“Child” – Winner of the 2013 “Enizagam” Fiction Award
“Child is a story that offers what I think of as fiction’s greatest pleasures: the experience of shadowing another’s consciousness, as well as the illusion of inhabiting another’s body. In this story, the body is aging and in pain, and the consciousness is often set delicately adrift, yet the writing throughout is nimble and exhilaratingly alive. Anneliese Schultz takes the most familiar of struggles―growing old, losing independence, surviving the Christmas holidays―and imbues them with a fresh sense of mystery and urgency. Equally poignant and funny, despairing and triumphant, Child is itself a triumph.” – Sarah Shun-lien Bynum
“How to Make a Proper Insalata” – published in “Winds of Change – Short Stories about Our Climate”, Moon Willow Press, 2015
“This is a quality story that moves a reader in many ways; all due to the writer’s craft in composing an imposing work.”
– John Life
“Water from the Mountain” – Third-place Winner, 2016 Earth Day Short Fiction Award, sapiensplurum.org
“Ms. Schultz weaves an ethereal fabric that is more frayed cloth than tale. The remains of patterns pulse with loss, small possibilities and yearning. Then the expiation of action resurrects life and hope.”
– Jeanne Dietsch
“Bread” – Winner of the 2017 Cedric Literary Award in Fiction
“This piece is remarkable for its creative vision, for the atmosphere of “mystery and obsession” created using Gregor and his grandmother’s book as channel, Jo and Patrick as people caught in a spell. Bread is the perfect metaphor for their longing for nurture, for something they may “have lost or never quite knew,” linking them to centuries of longing. The writing is a compelling blend of the ordinary and the spiritual, and the structural technique sophisticated. I was swept away by the story and reminded of my own very few hallucinatory moments of connectedness with the mystery of life.” – Tricia Dower
“Wish You Well” – Second Place, FBCW 2020 Flash Fiction Contest
“Beautiful, poignant, and heart-wrenching, this story is masterfully crafted, hitting all the right notes with neither embellishment nor extra word.
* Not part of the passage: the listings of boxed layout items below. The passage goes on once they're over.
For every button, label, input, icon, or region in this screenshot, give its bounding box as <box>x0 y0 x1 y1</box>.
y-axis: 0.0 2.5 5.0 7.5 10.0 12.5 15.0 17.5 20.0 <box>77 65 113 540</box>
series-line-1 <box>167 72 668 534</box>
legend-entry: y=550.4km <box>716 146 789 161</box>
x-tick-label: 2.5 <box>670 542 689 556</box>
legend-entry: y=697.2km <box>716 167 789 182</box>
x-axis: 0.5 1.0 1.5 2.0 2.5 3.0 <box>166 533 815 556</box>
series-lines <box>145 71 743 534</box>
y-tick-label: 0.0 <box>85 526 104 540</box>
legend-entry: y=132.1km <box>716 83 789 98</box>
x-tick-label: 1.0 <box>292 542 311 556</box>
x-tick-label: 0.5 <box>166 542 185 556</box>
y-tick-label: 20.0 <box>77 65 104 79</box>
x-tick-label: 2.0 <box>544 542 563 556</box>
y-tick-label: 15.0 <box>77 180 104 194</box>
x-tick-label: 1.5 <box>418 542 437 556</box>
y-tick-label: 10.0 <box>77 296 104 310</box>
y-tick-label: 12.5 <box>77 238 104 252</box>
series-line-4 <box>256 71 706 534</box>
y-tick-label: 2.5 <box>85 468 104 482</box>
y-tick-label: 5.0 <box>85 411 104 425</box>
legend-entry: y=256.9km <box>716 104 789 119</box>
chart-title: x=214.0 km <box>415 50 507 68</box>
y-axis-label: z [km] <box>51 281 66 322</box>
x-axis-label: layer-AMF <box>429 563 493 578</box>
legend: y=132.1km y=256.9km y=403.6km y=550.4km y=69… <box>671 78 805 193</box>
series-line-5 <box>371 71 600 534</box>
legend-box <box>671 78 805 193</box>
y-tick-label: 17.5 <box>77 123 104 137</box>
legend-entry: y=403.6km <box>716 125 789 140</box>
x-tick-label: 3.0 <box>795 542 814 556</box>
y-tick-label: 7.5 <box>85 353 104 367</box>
As flash fiction, it is concision at its best. There is an elegance in how the subject is treated and paced. And although this is a theme that has been done, if not overdone, here, it engages the reader with finesse—in self-reflection and without confrontation, presenting keen insight into the human condition, and pushing boundaries in fresh and unexpected ways. Most expertly, and importantly in flash fiction, it sticks the landing, leading the reader to an ending that smoulders.”